Além da classe média

As mulheres de classe média liberadas para o mercado de trabalho estão enfrentando dificuldades em encontrar domésticas ou babás para tomar conta de seus filhos. A segunda liberação feminina é o tema de uma matéria publicada na UOL (14/7/2011), reproduzindo texto da BBC News. É interessante notar que esse tipo de assunto encontra espaço em outras mídias, e não na imprensa escrita. De acordo com o texto, a mão de obra sem especialização, que antes estava disponível para trabalhar na casa dos outros, agora está indo para a indústria e para o comércio.

Informa a matéria:

“‘As classes média e média alta se organizaram em função do trabalhador doméstico, que estrutura suas vidas e possibilita suas jornadas de trabalho’, diz Luana Pinheiro, do Instituto de Pesquisa Econômica Aplicada (Ipea). De acordo com a pesquisadora, a migração de mulheres jovens para outros setores do mercado de trabalho formal tende a reduzir a oferta de trabalhadoras domésticas, mas a demanda continua alta. ‘Essa não-reposição (de profissionais na categoria) pode ter impactos muito profundos na sociedade. Se a oferta se tornar muito pequena, as famílias podem ter que se reorganizar e redistribuir as tarefas domésticas’, diz a socióloga. Famílias acostumadas à ajuda doméstica terão que encontrar novas maneiras de dar conta de cuidados com filhos, limpeza e alimentação, diz Pinheiro, e adotar uma divisão de tarefas mais equilibrada entre homens e mulheres.”

“Mais difícil”

Considerando estudos anteriores, que mostram que no Brasil a mulher ainda faz dupla jornada e raros são os homens que ajudam em casa, falar em segunda liberação da mulher ainda é prematuro. A menos que por liberação se leve em conta a melhoria de condições das mulheres que eram obrigadas a trabalhar como domésticas ou diaristas para ter alguma renda. Essas sim, na verdade, é que estão começando a se liberar, pelo menos do ponto de vista econômico. Só que, se valer o mesmo que para a classe média, elas continuarão a ter dupla jornada, piorada pelo fato de que em geral são sacrificadas com duas a três horas no trânsito, para ir e voltar de casa ao trabalho nas grandes metrópoles.
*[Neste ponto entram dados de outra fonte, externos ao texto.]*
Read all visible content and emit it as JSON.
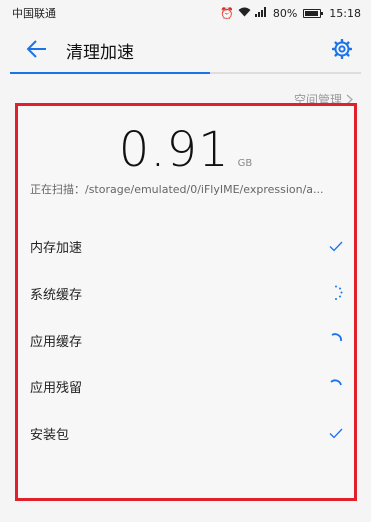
{
  "status_bar": {
    "carrier": "中国联通",
    "signal_label": "⁴ᴳ",
    "battery": "80%",
    "time": "15:18"
  },
  "header": {
    "title": "清理加速",
    "progress": 0.57
  },
  "space_link": "空间管理",
  "scan": {
    "size": "0.91",
    "unit": "GB",
    "status": "正在扫描：/storage/emulated/0/iFlyIME/expression/a..."
  },
  "items": [
    {
      "label": "内存加速",
      "state": "done"
    },
    {
      "label": "系统缓存",
      "state": "loading"
    },
    {
      "label": "应用缓存",
      "state": "loading"
    },
    {
      "label": "应用残留",
      "state": "loading"
    },
    {
      "label": "安装包",
      "state": "done"
    }
  ],
  "colors": {
    "accent": "#1a73e8",
    "highlight": "#e0202a"
  }
}
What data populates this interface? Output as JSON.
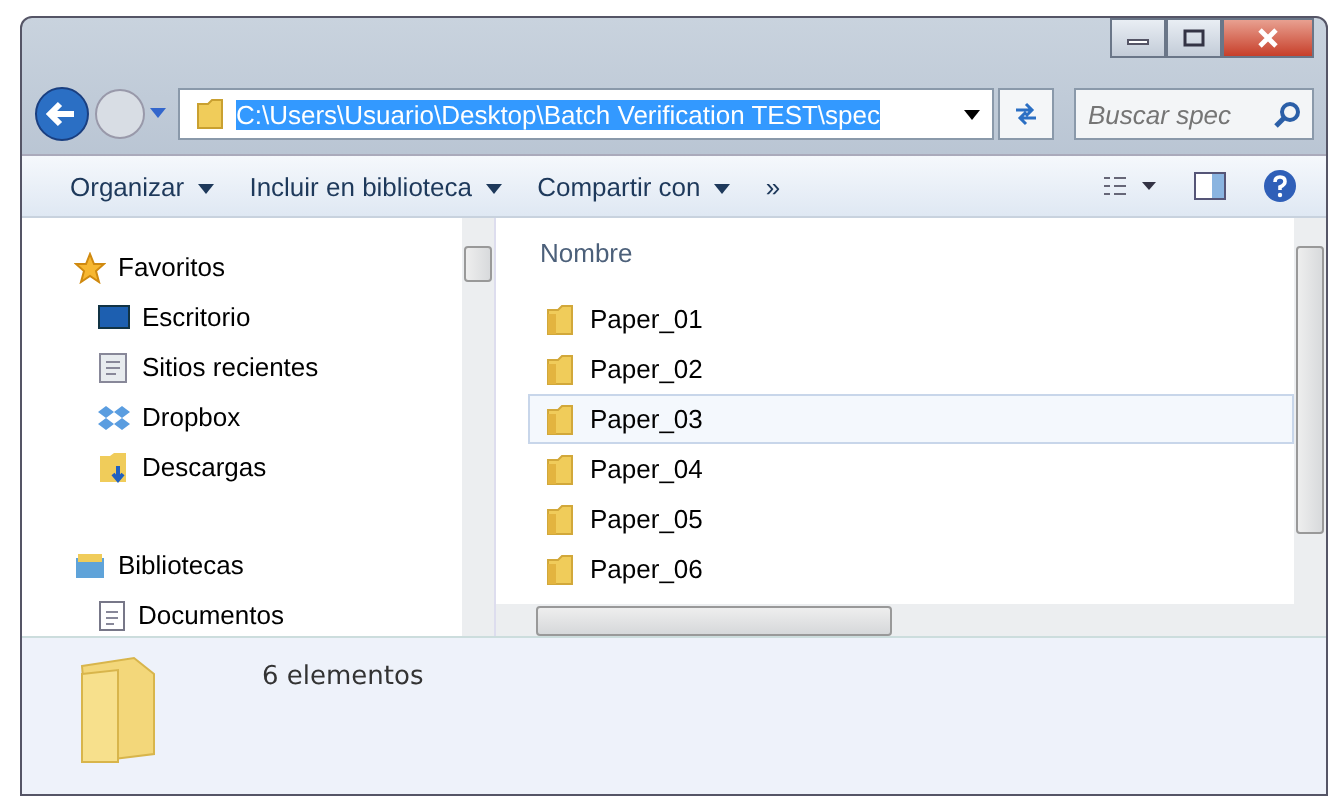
{
  "address": {
    "value": "C:\\Users\\Usuario\\Desktop\\Batch Verification TEST\\spec",
    "selected": true
  },
  "search": {
    "placeholder": "Buscar spec"
  },
  "toolbar": {
    "items": [
      "Organizar",
      "Incluir en biblioteca",
      "Compartir con"
    ],
    "more": "»"
  },
  "sidebar": {
    "groups": [
      {
        "label": "Favoritos",
        "kind": "star",
        "children": [
          {
            "label": "Escritorio",
            "kind": "desktop"
          },
          {
            "label": "Sitios recientes",
            "kind": "recent"
          },
          {
            "label": "Dropbox",
            "kind": "dropbox"
          },
          {
            "label": "Descargas",
            "kind": "downloads"
          }
        ]
      },
      {
        "label": "Bibliotecas",
        "kind": "library",
        "children": [
          {
            "label": "Documentos",
            "kind": "documents"
          }
        ]
      }
    ]
  },
  "list": {
    "column": "Nombre",
    "rows": [
      {
        "name": "Paper_01",
        "selected": false
      },
      {
        "name": "Paper_02",
        "selected": false
      },
      {
        "name": "Paper_03",
        "selected": true
      },
      {
        "name": "Paper_04",
        "selected": false
      },
      {
        "name": "Paper_05",
        "selected": false
      },
      {
        "name": "Paper_06",
        "selected": false
      }
    ]
  },
  "status_bar": {
    "text": "6 elementos"
  }
}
Para o economista Leandro de Moura, do Instituto Brasileiro de Economia (Ibre/FGV), a queda no total de trabalhadores no setor de empregados domésticos – observada desde setembro nas seis principais metrópoles brasileiras – pode fazer com que o Brasil caminhe para uma realidade próxima à de países desenvolvidos: “A gente pode estar caminhando para uma tendência de grandes centros como Estados Unidos e Europa, de o serviço doméstico se tornar um serviço de luxo, mais caro”.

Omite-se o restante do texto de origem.